Behaviour problems happen before performance problems thus performance challenges are a result of behavioural issues.

A lack of consistent coaching, mentorship and training allow behavioural issues to go unaddressed and at times even be rewarded.

When employees are left alone with no regular feedback, self reflection, coaching or training, they develop their own methods and habits leading to behavioural patterns that if not properly monitored and mentored can become problematic over time.

Performance issues are always a lagging indicator of behavioural problems.

A great tool in overcoming this challenge is coaching. The first thing to understand is that coaching is not managing. Managing is about task completion, deadlines and day-to-day activities. Coaching is about skill development, and taking the opportunity to challenge and push oneself to grow as an individual.

Both are required to develop happy, healthy and smart employees.

There are two primary coaching scenarios, planned and spontaneous.

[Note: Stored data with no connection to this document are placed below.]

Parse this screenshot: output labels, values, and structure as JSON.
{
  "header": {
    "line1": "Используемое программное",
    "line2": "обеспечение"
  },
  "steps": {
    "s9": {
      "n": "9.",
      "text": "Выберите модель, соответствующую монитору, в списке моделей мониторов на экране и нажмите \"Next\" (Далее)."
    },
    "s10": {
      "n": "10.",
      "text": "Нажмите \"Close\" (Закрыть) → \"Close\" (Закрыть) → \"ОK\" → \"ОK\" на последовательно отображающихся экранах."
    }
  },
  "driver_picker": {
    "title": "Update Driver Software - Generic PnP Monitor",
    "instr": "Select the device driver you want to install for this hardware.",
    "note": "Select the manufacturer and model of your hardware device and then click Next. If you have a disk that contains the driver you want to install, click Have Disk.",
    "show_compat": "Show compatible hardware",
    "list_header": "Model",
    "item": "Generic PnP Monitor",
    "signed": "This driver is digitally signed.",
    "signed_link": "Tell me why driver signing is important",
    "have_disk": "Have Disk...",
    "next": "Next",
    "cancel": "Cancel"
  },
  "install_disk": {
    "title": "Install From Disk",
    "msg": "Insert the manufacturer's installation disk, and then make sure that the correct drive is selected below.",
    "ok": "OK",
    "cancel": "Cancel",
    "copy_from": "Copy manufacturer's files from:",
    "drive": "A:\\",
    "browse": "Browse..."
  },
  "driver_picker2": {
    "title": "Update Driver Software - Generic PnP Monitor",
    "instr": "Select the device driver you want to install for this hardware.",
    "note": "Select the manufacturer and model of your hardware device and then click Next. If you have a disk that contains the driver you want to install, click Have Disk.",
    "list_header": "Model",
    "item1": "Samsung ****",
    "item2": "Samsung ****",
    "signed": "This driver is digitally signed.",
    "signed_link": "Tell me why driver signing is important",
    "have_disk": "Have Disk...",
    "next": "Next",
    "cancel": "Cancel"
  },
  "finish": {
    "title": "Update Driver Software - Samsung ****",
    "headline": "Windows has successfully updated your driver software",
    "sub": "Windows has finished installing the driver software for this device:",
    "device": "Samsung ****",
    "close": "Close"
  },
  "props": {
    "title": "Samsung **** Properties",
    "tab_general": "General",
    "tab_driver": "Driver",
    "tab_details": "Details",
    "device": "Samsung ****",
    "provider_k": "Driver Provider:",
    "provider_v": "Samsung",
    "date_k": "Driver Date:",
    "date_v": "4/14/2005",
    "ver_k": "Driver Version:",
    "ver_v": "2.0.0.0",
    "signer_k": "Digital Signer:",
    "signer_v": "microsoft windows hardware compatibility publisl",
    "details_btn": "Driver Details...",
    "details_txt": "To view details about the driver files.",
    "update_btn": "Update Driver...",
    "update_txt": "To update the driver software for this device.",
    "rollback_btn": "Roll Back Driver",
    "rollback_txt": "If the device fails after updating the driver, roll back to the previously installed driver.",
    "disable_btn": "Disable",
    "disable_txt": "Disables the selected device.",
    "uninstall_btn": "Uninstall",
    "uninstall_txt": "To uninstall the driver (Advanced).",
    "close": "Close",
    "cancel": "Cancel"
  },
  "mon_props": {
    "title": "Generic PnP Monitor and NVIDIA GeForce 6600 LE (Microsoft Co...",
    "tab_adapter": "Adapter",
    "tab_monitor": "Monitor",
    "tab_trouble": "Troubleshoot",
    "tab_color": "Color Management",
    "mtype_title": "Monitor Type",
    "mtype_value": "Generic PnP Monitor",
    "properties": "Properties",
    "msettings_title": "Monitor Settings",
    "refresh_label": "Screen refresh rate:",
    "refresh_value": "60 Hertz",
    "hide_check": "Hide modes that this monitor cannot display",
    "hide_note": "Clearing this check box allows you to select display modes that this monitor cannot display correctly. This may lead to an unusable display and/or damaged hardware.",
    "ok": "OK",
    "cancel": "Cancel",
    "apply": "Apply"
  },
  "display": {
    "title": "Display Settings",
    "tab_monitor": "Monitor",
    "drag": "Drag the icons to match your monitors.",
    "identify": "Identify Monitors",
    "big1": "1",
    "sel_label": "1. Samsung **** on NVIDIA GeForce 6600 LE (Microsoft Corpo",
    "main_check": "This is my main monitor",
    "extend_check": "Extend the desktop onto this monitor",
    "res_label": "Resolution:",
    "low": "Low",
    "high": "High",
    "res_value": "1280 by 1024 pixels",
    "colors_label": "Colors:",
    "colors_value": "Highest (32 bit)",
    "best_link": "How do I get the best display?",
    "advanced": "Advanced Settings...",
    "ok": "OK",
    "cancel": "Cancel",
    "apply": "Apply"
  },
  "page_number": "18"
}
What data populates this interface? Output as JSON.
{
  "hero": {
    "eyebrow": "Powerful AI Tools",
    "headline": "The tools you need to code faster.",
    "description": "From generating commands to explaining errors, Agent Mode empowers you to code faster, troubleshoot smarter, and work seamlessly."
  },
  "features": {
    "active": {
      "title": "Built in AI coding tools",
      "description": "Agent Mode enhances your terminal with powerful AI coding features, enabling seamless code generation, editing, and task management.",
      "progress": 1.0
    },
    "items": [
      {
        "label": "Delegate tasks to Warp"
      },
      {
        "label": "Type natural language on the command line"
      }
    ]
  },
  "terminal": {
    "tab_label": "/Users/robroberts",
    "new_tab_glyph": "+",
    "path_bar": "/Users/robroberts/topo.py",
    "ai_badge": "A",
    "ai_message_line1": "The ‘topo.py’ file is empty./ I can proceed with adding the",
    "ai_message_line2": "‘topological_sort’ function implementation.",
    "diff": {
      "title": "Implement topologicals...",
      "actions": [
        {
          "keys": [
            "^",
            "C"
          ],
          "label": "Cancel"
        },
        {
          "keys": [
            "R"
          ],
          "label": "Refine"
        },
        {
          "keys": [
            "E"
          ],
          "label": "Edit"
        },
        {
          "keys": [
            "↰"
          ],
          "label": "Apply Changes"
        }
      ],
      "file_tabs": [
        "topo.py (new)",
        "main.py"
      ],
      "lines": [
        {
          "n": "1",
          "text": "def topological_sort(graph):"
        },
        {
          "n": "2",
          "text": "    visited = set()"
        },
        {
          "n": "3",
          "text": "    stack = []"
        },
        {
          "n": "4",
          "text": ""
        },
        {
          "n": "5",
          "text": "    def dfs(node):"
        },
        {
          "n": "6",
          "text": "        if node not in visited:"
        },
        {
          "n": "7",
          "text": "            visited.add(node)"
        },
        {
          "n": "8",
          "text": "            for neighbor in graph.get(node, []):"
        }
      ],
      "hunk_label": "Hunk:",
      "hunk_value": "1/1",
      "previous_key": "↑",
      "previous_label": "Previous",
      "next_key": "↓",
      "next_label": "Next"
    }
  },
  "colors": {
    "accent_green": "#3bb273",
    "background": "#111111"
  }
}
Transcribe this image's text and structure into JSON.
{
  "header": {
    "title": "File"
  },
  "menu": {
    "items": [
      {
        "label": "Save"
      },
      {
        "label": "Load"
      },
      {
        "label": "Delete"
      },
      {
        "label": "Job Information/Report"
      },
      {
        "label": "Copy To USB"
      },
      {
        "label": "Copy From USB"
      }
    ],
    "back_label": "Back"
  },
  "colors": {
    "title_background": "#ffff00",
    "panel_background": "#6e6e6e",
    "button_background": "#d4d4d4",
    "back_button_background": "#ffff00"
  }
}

Here we’re focused on mutual understanding and agreement. Both the coach and the person being coached want to be in this conversation. They both need to a) understand what coaching is and isn’t, b) be committed to putting in the work and c) to being open and honest with each other and understanding this is about the development of the person being coached, not the ego of the coach.

The GROW Model is a great coaching framework, especially for people new to coaching.

The simple format allows for managers new and experienced alike to execute a coaching process with their teams.

Goal – what does the person want to achieve?

Reality – what does their current reality look like?

Options – what could you do? Possibility thinking.

Will – what are you prepared to do? 90 day action plan.

The key is to set a Goal which is inspiring and challenging, not just SMART. Then move flexibly through the other stages, including revisiting the goal if necessary. The final Will element is the barometer of success. It converts the initial desire and intention into successful action.


This is about coaching in the moment. When a situation, behaviour or performance challenge presents itself. Talking directly and privately brings a unique opportunity to address an issue or to learn from a mistake. The key here is to identify the root cause and discuss a path forward while everything is fresh and current. It’s not about blame or catching someone doing something wrong. It’s about learning and correcting for the next time.

Both scenarios require three things to work:

1. Trust

2. Confidentiality

3. Transparency of intent

Coaching is an underused resource that is too often confused with management. When used correctly, coaching can propel your people forward, solve longstanding issues and create a culture of excellence and personal responsibility.

Note: coaching isn’t for everyone. Many employers focus on problem employees, trying to “fix” them. This never works. Unless the employee wants to be coached, it will feel like punishment and the employee will always be on the defensive.

Coaching is most successful when focused on employees that want it and see the need for it. Those that want to have constructive discussions about their abilities and to be challenged to grow.

Good performance is 100% tied to job satisfaction. The more time we spend making happy employees the better our organizations do.